Tax breaks for widows to help in rough times

By April 24, 2019Money Tips

Spousal bereavement is an unimaginably difficult time. Not only are you having to process your grief, but there is the whirlwind of sorting through the estate and finances.

In this midst of the complexities, many people end up needlessly paying tax on assets and money inherited from their lost loved one – particularly when it comes to ISA savings.

Most people need all the emotional, relational and financial support they can get during their bereavement. So make sure you don’t miss out on these important tax breaks below.

 

Keep your tax-free wrapper

In 2015, the UK government introduced the Additional Permitted Subscription allowance (APS). This means that if your spouse or civil partner dies, then you can claim extra ISA allowances.

Normally, in 2018-19 you can put up to £20,000 per year into an ISA (or set of ISAs) without the amount being liable to tax. Under the APS scheme, however, you can inherit your deceased spouse’s/civil partner’s ISA savings without the amount being taxed.

The APS scheme is not widely known, unfortunately, so it is estimated that as many as 15% of widows are missing out on these benefits. With the average APS claim currently standing at around £55,000, clearly more needs to be done to inform grieving people about this important source of financial provision and support.

Here are some important things to know about the APS scheme:

● You can apply for the additional ISA allowance if your spouse or civil partner died on or after 3 December 2014.
● You must have been living together at the time of the death. You must not have been separated or estranged from your spouse or civil partner.
● Subscriptions cannot be made to or from a Junior ISA.
● Non-UK residents can make subscriptions.
● You can make the subscription to a wide range of different ISA types including stocks and shares, innovative and cash ISAs.

 

How APS subscriptions are processed

As the surviving spouse or civil partner, you will need to speak to the deceased’s ISA manager to begin the APS process. This means providing them with sufficient evidence that they are satisfied you are their client’s surviving spouse/civil partner.

Important information you should consider submitting to the ISA manager therefore include:

● Your name and physical address.
● National insurance numbers.
● Dates of birth, marriage/civil partnership and the date of the death.

You will likely need to submit this information and other important details to the ISA manager via a formal application form.

In some cases, someone else might make an APS subscription on your behalf – for instance, if they hold Legal Power of Attorney (LPA). In this instance, the ISA manager will need to see a copy of the LPA and check the relevant provisions.

 

Valuing the deceased’s ISA(s)

It isn’t always clear how much your spouse/civil partner has in their ISA(s), and it’s important to establish this early on.

For instance, stocks and shares ISAs need to be properly valued so the ISA manager knows how much to put into your account. This can get complicated, as it involves referring to obscure laws and regulations such as section 272 Taxation of Chargeable Gains Act 1992.
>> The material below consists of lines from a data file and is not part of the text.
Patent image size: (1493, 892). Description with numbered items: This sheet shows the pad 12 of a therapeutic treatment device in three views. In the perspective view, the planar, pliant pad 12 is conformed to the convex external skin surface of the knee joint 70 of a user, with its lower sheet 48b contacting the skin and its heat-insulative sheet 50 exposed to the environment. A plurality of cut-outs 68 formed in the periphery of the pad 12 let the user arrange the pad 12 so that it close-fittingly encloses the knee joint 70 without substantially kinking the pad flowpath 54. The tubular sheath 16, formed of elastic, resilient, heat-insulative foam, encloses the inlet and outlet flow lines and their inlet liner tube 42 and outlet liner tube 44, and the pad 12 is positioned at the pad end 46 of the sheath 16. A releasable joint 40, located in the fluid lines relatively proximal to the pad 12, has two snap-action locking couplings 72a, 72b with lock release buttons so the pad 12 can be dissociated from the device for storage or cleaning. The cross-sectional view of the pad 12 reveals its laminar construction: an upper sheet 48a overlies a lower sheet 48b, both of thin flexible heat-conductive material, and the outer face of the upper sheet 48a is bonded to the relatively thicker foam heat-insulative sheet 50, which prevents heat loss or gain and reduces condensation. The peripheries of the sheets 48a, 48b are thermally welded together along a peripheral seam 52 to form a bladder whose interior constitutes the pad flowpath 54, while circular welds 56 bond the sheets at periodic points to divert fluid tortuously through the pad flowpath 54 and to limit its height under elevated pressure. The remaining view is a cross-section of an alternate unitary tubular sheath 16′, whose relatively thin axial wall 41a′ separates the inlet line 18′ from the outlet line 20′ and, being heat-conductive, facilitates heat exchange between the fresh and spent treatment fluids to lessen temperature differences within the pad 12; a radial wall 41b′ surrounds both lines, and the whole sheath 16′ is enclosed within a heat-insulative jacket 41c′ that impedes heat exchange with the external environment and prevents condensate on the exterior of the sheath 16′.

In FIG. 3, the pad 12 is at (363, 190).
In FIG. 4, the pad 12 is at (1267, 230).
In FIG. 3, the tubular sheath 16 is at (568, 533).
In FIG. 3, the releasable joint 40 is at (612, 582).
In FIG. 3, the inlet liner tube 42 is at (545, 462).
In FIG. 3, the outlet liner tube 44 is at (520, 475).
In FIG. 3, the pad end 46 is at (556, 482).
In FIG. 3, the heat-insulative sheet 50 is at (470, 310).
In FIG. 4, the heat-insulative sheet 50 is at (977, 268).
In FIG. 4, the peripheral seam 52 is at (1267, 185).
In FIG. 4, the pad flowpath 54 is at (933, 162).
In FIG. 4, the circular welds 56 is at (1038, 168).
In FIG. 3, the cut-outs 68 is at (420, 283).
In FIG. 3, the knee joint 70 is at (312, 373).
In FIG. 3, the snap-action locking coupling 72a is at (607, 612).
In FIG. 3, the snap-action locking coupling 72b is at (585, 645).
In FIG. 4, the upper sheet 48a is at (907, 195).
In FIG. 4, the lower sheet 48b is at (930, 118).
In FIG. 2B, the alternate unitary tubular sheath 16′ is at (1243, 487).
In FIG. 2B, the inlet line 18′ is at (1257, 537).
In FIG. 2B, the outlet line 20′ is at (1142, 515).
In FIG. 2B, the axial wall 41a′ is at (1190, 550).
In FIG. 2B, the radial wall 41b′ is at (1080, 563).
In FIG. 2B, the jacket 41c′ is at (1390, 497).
Essentially, the ISA manager should carry out this valuation legwork for you. It’s a good idea to get the advice of a professional financial adviser particularly at this stage, who can look over the ISA manager’s valuation and ensure you are getting a fair deal.

Things can become even more complicated, unfortunately, depending on the date your loved one died and the number of ISAs they held.

If they died before 6 April 2018 and held numerous ISAs, then the ISA manager needs to take into account a single additional permitted subscription limit. This will need to account for the total value of all of the deceased’s ISAs at the time of their death.

If your spouse or civil partner died after the 6 April 2018, however, then the rules are slightly different. Here, the single additional permitted subscription limit is instead determined by the total values of each ISA at the time it ceased to be a “continuing account”.

Confused yet? Don’t worry if you are. This is a big reason why many bereaved people miss out on important tax benefits during this difficult time. Yet with the help of a professional financial adviser, you can make sure your interests are protected and get the help you need to navigate this complex tax landscape without it feeling overwhelming.

 

Time limits

One important detail to bear in mind is the time restrictions on APS. If the APS is made as stock, for instance, then your subscription must be completed within 180 days of your spouse’s / civil partner’s assets distribution date.

If, however, the APS is being made in cash then you have three years from the date of death to complete the subscription. Or, you have up to 180 days following completion of the administration of your spouse’s / civil partner’s estate. Whichever happens first.

Bear in mind that if you do not act within the relevant timeframes, then you might need to gradually funnel your spouse’s / civil partner’s ISA savings into your own in order to minimise the tax involved.

For instance, if they had £60,000 in ISA savings and you contribute nothing to your own ISA(s) during a given tax year, then in 2018-19 you could put £20,000 of your spouse’s / civil partner’s ISA savings into your own ISA(s) without attracting tax. You would need to do this each financial year, however, over three years in order to move this money without facing tax.